On 21 Dec 1999, Sean Donelan wrote:
> Date: 21 Dec 1999 00:28:44 -0800
> From: Sean Donelan <email@example.com>
> To: firstname.lastname@example.org
> Cc: email@example.com
> Subject: Re: Internet Y2K and Europe, South America, and Middle East
> On Mon, 20 December 1999, "Alex P. Rudnev" wrote:
> > What do you want to monitor? real time problems are not supposed to appear,
> > billing and accounting problems are not monitored at all. Why so many people
> > aware unexisting problems (some computer refuse to work due to Y2K - let me
> > smile for a 10 minutes hearing this - and so few people really understand Y2K
> > problems (billing systems, accounting systems, daily-log-analysing systems, and
> > so on). But this means that real Y2K problems appear approximateky 3 - 10 of
> > january, not at 12:00 31-December.
> > And this means all this ISP monitoring is useless, you'll monitor not more than
> > people's paranoia about Y2K and will not monitor any real problems.

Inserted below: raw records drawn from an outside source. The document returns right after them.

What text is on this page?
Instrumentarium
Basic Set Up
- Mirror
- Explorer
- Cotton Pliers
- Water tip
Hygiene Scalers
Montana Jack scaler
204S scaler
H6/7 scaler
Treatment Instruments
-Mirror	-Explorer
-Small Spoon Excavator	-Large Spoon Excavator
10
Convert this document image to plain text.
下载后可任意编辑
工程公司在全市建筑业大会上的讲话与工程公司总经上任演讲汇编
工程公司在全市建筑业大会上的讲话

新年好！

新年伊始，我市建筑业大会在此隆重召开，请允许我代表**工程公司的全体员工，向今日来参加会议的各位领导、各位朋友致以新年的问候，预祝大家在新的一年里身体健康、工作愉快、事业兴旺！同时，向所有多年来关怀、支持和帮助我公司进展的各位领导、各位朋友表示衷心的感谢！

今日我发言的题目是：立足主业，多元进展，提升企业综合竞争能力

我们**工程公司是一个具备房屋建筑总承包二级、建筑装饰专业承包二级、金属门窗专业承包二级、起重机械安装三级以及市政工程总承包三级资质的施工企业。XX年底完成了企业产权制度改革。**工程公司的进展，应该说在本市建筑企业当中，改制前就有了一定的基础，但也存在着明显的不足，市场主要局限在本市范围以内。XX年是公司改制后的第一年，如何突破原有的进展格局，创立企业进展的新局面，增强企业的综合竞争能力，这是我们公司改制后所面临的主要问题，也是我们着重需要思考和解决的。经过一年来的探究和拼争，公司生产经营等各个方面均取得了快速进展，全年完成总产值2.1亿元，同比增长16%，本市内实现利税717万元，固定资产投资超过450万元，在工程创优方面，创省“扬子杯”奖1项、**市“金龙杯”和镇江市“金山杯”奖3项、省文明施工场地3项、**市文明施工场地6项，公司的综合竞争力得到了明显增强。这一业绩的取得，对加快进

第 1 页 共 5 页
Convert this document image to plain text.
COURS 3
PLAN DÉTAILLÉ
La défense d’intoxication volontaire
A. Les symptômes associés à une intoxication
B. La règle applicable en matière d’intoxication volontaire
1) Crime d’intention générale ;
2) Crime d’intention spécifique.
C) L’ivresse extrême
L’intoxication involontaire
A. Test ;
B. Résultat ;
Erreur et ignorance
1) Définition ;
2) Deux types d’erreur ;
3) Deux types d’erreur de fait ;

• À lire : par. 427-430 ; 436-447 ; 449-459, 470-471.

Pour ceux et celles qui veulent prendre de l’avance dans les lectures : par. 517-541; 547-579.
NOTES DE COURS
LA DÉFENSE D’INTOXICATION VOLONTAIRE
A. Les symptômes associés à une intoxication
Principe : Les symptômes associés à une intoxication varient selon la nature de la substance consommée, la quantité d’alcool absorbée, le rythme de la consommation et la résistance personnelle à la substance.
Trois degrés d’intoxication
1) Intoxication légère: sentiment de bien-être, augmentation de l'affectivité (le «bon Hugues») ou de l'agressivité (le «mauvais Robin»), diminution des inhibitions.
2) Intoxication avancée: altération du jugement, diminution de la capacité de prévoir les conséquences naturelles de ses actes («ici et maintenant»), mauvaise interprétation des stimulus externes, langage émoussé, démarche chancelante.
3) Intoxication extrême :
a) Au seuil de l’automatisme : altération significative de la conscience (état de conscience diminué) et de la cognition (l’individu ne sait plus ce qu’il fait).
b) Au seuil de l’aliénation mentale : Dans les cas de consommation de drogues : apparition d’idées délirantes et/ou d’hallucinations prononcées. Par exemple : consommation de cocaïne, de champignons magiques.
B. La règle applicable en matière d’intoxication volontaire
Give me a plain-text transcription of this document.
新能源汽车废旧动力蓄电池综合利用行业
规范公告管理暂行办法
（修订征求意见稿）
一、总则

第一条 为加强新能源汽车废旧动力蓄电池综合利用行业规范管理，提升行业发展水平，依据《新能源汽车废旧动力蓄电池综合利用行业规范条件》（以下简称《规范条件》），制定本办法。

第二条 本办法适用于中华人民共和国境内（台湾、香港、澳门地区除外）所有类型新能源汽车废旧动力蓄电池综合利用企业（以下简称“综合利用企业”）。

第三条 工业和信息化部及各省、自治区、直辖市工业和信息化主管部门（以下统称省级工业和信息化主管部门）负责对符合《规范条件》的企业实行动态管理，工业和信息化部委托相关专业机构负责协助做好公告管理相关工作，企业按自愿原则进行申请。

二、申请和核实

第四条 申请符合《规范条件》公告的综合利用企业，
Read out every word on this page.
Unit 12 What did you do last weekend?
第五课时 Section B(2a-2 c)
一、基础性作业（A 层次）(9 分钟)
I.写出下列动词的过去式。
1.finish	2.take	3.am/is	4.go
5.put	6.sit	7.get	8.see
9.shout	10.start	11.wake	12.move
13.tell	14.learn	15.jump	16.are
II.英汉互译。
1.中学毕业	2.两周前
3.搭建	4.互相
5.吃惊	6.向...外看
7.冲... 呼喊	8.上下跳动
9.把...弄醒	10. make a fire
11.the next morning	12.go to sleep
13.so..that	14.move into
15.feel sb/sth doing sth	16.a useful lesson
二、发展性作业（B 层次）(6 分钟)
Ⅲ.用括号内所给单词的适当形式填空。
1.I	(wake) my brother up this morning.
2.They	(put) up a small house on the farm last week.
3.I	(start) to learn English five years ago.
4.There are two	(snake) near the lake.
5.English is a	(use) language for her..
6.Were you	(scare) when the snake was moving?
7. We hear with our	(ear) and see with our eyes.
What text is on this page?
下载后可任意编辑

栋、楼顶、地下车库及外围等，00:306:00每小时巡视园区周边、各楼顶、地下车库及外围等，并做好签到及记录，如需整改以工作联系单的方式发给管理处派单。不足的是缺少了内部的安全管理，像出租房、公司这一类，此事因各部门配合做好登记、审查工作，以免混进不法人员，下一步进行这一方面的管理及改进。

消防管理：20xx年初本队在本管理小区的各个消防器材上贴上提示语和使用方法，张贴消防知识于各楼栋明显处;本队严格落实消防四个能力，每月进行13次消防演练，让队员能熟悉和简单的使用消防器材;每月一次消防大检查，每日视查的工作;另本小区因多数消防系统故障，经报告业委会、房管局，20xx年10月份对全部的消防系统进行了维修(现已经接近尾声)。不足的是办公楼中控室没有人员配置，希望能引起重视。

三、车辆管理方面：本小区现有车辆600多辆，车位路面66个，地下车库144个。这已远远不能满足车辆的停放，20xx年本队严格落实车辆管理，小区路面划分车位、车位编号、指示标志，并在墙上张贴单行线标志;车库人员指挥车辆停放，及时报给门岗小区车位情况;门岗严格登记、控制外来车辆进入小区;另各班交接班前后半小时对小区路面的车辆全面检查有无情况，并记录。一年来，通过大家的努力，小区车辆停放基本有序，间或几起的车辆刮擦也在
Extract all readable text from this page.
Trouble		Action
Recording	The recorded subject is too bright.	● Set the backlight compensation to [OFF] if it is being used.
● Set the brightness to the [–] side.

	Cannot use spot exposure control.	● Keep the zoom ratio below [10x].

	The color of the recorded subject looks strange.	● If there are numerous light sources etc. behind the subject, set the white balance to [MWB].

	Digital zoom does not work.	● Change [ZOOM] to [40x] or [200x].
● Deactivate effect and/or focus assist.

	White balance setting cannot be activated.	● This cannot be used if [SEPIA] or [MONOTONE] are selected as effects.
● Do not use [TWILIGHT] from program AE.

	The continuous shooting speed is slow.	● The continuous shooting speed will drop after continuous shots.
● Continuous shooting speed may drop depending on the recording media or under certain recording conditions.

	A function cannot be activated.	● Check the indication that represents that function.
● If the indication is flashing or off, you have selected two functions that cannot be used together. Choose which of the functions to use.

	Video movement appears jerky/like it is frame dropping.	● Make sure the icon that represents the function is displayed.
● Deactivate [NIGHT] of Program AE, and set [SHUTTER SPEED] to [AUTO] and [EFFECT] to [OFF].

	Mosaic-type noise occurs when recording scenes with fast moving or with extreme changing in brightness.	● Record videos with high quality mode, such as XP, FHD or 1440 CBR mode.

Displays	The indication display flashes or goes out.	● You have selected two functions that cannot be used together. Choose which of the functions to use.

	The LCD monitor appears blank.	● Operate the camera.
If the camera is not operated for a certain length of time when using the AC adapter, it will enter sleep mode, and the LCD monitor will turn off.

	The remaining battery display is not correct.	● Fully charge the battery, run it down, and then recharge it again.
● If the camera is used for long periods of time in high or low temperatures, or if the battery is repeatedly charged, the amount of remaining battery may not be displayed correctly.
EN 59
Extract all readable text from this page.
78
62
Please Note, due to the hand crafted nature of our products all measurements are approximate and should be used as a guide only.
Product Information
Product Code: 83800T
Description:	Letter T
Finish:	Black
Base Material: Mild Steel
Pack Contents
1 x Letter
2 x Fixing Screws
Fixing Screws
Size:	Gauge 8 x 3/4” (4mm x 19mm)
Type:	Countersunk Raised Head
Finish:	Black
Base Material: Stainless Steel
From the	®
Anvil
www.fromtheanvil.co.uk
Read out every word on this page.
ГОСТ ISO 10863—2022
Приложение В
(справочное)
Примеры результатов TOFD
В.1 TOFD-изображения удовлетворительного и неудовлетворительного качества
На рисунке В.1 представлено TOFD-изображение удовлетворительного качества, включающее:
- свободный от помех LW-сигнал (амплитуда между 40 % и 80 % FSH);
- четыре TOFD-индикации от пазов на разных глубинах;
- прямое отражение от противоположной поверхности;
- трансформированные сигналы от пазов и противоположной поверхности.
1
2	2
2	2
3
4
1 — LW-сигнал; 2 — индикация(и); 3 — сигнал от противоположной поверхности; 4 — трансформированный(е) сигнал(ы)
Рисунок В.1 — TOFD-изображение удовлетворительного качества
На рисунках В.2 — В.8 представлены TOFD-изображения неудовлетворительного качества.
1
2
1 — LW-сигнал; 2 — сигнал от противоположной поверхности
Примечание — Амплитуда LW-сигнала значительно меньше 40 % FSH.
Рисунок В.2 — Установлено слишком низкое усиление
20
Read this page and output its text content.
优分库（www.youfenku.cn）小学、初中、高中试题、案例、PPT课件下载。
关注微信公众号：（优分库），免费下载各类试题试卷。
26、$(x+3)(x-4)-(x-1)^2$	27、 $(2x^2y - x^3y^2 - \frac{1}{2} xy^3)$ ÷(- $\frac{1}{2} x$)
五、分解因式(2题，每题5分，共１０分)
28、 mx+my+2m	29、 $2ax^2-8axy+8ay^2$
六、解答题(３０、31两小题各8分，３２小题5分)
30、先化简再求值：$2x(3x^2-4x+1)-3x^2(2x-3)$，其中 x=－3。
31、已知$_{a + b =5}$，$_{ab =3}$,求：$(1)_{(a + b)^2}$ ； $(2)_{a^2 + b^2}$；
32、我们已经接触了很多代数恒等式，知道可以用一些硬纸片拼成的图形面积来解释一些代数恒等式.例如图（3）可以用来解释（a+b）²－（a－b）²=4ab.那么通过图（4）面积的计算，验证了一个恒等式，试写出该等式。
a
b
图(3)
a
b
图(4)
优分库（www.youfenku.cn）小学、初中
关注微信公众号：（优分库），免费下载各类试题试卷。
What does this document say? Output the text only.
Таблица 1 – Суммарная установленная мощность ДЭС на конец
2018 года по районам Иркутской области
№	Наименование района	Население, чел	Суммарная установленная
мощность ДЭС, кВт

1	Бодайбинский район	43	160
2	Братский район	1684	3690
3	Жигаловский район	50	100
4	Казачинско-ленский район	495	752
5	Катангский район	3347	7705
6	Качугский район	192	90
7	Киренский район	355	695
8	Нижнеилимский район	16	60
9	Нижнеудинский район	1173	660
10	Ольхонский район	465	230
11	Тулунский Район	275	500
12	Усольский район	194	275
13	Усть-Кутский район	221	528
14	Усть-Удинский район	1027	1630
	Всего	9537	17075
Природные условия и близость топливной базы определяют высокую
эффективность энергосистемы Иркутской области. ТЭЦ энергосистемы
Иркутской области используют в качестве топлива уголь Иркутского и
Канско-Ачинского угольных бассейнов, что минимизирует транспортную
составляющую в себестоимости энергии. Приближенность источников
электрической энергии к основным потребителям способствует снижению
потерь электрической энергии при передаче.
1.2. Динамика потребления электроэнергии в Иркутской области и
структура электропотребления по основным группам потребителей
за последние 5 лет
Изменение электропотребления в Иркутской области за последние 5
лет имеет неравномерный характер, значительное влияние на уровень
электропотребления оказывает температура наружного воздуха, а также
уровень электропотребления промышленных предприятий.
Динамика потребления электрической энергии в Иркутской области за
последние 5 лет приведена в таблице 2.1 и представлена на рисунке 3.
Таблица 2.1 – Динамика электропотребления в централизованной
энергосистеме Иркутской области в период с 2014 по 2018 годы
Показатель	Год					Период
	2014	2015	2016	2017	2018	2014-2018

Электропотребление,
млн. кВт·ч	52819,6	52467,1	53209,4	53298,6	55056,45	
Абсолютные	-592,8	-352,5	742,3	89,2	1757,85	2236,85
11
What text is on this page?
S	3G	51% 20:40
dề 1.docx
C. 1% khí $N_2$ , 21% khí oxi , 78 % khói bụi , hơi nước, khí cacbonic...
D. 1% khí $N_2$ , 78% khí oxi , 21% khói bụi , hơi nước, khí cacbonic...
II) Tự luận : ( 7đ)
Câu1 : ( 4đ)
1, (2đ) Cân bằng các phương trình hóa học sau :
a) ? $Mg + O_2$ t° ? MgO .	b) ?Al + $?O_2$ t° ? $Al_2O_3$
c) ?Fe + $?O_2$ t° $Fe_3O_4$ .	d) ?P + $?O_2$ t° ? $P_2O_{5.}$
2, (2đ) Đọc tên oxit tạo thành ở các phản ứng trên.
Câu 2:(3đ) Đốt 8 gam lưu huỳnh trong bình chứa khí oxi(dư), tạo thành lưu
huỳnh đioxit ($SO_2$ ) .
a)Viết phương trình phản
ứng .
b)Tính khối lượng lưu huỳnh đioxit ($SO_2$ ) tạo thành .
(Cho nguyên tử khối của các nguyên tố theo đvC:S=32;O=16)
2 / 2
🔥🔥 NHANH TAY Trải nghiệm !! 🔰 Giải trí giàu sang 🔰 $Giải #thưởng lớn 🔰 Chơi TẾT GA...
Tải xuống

> I don't actually think the monitoring will pick up any Y2K problems. I'm
> interested in the communications and monitoring to pickup all the other
> problems, and trying to head off rumors when something inevitably doesn't
> For example, tonight if you go to the US government's Y2K web site it's not
> working. It appears to be a server problem with http://www.y2k.gov/ and not
> a network problem. You get an error "The request did not specify a valid
> virtual host." I don't think its Y2K problem, and if we could contact the
> operators, we might find out what's wrong.
> If something like that happened in the early morning of January 1, without
> good information, rumors will spread.